Flavor Curry with Canadian Bacon
“Well, let me bestow upon you the title ‘Mac’ and from now onwards you will be addressed as McMurthy,’ proclaimed Juggernaut addressing his cousin Mr. Murthy, a look alike of movie idol Joy Mukherjee withhairdo in his younger daysthick like canopy of rain forest now more like a tumble weed on a barren land in West Texas.
“What I did to deserve this title?” puzzled Mr. Murthy.
“For starters, you know America is the birth place of Mc Donald’s,” “For people of significant accomplishments we Americans bestow the title ‘Mac’,” “since you are person of Indian origin that set foot on Arctic for research, I bestow upon the title ‘Mac.’” The title ‘Mac’ in America is like ‘sir’ in England.” “If it makes you happy to know, the first Prime Minister of Canada was John Macdonald in 1867.”
“I am honored,” McMurthy was thankful for the unexpected honor bestowed on him by his visiting cousin. The last time he visited Canada was when Pierre Trudeau was Prime Minister 30 years ago.

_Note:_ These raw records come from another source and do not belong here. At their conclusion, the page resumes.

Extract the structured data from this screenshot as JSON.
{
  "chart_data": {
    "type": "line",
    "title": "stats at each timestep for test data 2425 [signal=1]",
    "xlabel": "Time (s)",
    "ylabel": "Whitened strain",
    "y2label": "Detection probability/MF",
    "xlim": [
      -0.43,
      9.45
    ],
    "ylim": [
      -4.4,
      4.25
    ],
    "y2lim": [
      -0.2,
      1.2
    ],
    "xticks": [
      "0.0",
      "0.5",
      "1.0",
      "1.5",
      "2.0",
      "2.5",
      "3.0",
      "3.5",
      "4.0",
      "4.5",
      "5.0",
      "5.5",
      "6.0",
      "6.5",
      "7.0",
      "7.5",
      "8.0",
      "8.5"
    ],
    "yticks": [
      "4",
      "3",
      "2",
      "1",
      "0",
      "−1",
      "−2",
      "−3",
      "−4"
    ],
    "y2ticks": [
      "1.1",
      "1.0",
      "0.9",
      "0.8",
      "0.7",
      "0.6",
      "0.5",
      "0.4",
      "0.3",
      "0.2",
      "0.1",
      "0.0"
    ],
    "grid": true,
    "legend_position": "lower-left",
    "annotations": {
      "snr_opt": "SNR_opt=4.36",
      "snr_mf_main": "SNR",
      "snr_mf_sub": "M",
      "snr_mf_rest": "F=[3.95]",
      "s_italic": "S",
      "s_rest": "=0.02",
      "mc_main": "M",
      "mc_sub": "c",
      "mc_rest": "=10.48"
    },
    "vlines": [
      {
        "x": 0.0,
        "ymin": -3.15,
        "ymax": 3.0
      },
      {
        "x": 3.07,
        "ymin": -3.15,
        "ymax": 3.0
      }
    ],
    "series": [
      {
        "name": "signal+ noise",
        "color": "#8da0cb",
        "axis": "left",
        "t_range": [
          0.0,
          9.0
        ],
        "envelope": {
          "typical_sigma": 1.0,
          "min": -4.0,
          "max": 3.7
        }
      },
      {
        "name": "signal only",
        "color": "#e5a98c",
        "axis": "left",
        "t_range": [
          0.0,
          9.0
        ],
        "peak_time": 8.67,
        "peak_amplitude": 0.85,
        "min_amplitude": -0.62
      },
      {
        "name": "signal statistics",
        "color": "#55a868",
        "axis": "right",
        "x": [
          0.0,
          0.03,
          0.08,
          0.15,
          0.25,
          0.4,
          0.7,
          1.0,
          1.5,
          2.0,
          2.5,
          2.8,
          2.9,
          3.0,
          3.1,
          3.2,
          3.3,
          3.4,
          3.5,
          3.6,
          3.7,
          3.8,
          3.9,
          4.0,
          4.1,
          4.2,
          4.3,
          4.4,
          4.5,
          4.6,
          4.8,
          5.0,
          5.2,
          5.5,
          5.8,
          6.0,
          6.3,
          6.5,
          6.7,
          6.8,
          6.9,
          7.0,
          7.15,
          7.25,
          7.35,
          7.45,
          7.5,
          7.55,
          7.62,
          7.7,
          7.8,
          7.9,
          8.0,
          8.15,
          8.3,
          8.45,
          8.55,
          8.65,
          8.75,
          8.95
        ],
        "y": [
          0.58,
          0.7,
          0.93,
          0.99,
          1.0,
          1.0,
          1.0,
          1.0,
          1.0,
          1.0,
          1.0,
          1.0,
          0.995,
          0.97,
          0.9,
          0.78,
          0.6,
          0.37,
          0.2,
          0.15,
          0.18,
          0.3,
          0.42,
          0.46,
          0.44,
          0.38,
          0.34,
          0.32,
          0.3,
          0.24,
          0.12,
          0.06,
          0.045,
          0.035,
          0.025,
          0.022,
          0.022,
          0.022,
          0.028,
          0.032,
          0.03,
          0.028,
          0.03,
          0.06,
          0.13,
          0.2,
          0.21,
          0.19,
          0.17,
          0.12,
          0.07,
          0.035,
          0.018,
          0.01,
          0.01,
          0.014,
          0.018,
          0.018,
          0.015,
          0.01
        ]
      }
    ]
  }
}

“Decades ago when your team discovered subtle effects of greenhouses gases on climate change on Arctic you should have raised hell rather than writing research papers quietly,” complained Juggernaut.
“Well, we scientists need proof, lots of it before we make any strong public pronouncements,” McMurthy was sincere.
“Well, you know what happened to housing market in the United States, when prominent economists failed to alarm the public on sub-prime lending practices in time,” Juggernaut tried to compare the current catastrophic climate changes with collapse of housing market in the United States.
“True, we should have been more aggressive in educating the people on the perils of pumping excessive greenhouse gases into the atmosphere from burning too much fossil fuel,” McMurthy was apologetic now.
“How you all survived on Arctic for weeks while conducting research?”
“Besides other measures, we chewed on Canadian bacon all the time,”
“You mean, like chew tobacco.”
“Yes, but we don’t spit it out like in chew tobacco, instead we swallow the warm and greasy, flavored saliva.”
“Not if you are living in a shack on a glacier for weeks.”
“The fat from the bacon would keep you warm and the flavor rich bacon is like paan massala for an Indian like you,” Juggernaut concluded.
“For crying out loud, you should have thrown a piece of Canadian bacon in Sambar (spicy stew made with split pea paste and various vegetables) you made for lunch,” shouted Juggernaut.
“Add bacon to Sambar?”
“Yes, bacon will add a twist to the curry flavor of Sambar and bacon fat provides mouth feel, the Sambar stew lacks. Besides, people relish chewing a strip of bacon well after eating Sambar rice, like chewing a stick of Moringa tree drumstick vegetable boiled in Sambar.”
“You Americans are creative when it comes to good eating,” complimented McMurthy.
“We Americans, some of us may be obese, in my own case, lot of belly fat, but we are always creative,” Juggernaut rubbed his fat belly with his palm in a circular motion in clockwise direction.
“Cooking Sambar with a piece of Canadian bacon would be a new beginning in Indian culinary art,” noted McMurthy and made some handwritten notes hoping to do research on the benefits of adding Canadian bacon in Indian cooking, a second career he is looking forward once he retires at the end of the year after a long service.